Statut du bailleur privé : choc fiscal en faveur des nouveaux investisseurs
Un rapport parlementaire rendu public le 30 juin 2025 présente principalement cinq mesures fiscales fortes permettant de relancer l’attrait du secteur de l’investissement locatif pour les opérateurs privés.
Mandatés par le ministre de l’Économie et des Finances, la ministre chargée des Comptes publics et la ministre chargée du Logement en vue de proposer des évolutions pour accroître structurellement l’offre locative de logements abordables et de longues durées pour les Français, Marc-Philippe Daubresse (ancien ministre et sénateur du Nord) et Mickaël Cosson (député des Côtes-d’Armor) ont remis leur rapport ce lundi 30 juin 2025.
Des acteurs économiques et sociaux importants
Affirmée dès les premières lignes du rapport, la conviction de ses auteurs est dénuée d’ambiguïté : « il s’agit de reconnaître le rôle économique et social tenu par les propriétaires bailleurs, qui logent près du quart des Français ». Ces propriétaires bailleurs sont « des acteurs économiques et sociaux importants et c’est pour cette raison que le cadre dans lequel ils interviennent doit être cohérent avec cette activité ».
Et il faut agir vite (dès la loi de finances pour 2026), afin de relancer l’investissement locatif et, par voie de conséquence, la construction de logements (à son plus bas niveau depuis les années 1950).
Cette relance aura une autre vertu, celle de réduire le déficit public (selon le rapport, de + 0,5 Md€ en 2026 et de + 1,9 Md€ par an en moyenne sur 2026-2032).
Importance quantitative et typologie des bailleurs privés
Alors que les investisseurs institutionnels ne détiennent aujourd’hui plus qu’environ 1 % du parc résidentiel (contre près de 20 % dans les années 1980), les bailleurs privés, eux, logent 25 % des Français et 58 % des locataires.
70 % des propriétaires bailleurs n’ont qu’un seul logement et les revenus locatifs qu’ils perçoivent ne constituent qu’un revenu d’appoint (un complément de retraite pour les 30 % âgés de plus de 65 ans).
Et, « contrairement à des idées reçues, ce type d’investissement n’est pas réservé aux ménages aux revenus les plus élevés. En effet, le taux marginal moyen d’imposition tourne autour de 20 %, bien inférieur aux tranches supérieures du barème de l’impôt sur le revenu ».
Un système de mise en location de logements de longue durée incohérent et désincitatif
Les facteurs décourageant les investisseurs sont identifiés et ils sont nombreux. On mentionnera tout d’abord une progression à des rythmes différents des prix de l’immobilier, des loyers et des salaires.

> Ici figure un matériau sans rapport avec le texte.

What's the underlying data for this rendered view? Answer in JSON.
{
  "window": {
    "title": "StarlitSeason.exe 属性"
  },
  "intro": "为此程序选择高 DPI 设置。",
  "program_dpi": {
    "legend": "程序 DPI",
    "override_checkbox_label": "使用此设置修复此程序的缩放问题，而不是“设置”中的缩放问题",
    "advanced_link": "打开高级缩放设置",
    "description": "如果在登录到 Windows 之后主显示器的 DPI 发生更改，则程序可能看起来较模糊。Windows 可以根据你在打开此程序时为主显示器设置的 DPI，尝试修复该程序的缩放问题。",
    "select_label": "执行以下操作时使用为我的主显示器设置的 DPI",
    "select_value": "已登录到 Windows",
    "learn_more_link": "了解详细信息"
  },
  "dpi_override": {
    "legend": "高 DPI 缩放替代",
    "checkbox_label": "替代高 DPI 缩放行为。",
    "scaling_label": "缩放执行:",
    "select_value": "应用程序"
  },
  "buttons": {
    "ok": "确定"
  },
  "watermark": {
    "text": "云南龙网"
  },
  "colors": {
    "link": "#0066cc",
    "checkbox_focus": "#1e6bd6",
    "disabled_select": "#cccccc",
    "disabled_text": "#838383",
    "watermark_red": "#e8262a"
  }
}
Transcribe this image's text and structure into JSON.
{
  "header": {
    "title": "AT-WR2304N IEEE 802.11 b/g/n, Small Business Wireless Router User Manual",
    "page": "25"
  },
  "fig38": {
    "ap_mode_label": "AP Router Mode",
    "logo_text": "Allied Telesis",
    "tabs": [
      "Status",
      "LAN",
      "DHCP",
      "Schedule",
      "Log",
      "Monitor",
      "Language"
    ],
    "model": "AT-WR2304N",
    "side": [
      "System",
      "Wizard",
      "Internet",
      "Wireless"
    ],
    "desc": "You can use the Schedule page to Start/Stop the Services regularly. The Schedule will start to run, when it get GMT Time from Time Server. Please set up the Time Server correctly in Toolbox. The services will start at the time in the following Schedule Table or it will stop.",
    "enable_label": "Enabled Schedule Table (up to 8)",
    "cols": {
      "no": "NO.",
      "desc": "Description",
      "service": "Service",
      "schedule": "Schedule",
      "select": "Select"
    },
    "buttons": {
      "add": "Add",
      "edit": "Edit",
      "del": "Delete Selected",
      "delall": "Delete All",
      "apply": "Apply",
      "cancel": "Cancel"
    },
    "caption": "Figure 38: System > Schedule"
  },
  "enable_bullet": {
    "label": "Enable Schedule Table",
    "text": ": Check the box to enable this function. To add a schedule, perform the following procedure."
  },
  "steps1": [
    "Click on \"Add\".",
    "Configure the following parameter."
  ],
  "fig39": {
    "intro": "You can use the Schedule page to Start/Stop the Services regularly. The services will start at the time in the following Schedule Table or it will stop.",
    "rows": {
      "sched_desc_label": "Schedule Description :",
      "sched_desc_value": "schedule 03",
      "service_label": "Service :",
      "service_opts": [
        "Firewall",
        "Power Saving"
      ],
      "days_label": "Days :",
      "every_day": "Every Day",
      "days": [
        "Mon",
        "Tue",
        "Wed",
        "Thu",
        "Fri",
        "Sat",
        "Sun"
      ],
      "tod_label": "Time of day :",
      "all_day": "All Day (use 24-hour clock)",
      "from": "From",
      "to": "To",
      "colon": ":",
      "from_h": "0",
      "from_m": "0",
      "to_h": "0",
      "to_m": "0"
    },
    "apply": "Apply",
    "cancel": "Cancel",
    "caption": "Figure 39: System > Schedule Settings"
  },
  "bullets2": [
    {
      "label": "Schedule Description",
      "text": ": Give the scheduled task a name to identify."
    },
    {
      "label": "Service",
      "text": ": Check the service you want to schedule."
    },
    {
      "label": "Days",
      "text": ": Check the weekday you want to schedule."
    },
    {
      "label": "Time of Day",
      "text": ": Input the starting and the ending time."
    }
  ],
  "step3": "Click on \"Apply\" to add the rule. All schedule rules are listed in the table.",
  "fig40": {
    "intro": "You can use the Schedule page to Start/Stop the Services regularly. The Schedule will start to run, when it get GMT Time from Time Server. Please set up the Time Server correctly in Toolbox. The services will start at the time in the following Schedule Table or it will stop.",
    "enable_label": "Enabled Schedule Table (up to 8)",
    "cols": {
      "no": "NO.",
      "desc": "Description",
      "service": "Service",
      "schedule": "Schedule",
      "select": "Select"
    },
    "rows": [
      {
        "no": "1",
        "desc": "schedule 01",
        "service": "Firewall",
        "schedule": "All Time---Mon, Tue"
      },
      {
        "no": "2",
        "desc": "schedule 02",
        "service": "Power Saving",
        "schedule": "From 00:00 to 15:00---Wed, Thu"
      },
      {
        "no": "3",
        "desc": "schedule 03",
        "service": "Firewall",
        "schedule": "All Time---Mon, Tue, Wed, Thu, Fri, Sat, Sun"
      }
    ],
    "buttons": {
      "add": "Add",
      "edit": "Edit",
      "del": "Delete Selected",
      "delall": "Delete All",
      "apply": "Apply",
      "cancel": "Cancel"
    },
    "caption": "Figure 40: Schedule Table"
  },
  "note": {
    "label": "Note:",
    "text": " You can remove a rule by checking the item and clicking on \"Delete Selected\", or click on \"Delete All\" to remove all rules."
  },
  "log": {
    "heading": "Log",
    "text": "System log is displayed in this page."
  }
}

La rentabilité limitée de l’investissement est également pointée du doigt par les auteurs du rapport. Elle est notamment due à l’encadrement des loyers dans les grandes agglomérations, à des obligations réglementaires accrues (obligations de rénovation énergétique dans l’ancien et RE2020 dans le neuf), à une hausse sensible des impayés et de la taxe foncière et à la fin du dispositif Pinel.
Surtout, la fiscalité de l’investissement locatif nu reste, en dépit de la loi Le Meur du 19 novembre 2024, infiniment plus lourde que celle applicable aux locations de courte durée.
Afin de reconnaître sur le plan fiscal l’importance des investisseurs particuliers et, ainsi, de favoriser l’investissement et d’augmenter structurellement l’offre de logements, le rapport préconise la mise en œuvre des cinq mesures suivantes :
- pour toutes les mutations intervenant à compter de décembre 2025, ouvrir l’amortissement des biens mis en location de longue durée, sans distinction du caractère nu ou meublé, et rehausser à 50 % l’abattement pour le régime micro-foncier et son plafond d’application à 30 000 euros ;
- offrir un bonus de rentabilité pour les logements proposés à un loyer abordable ;
- augmenter à 40 000 € le plafond d’imputation du déficit foncier ;
- exclure les biens mis en location de longue durée de l’assiette de l’impôt sur la fortune immobilière (IFI) ;
- mettre en cohérence la durée de détention avant exonération de la plus-value avec la durée d’amortissement proposée.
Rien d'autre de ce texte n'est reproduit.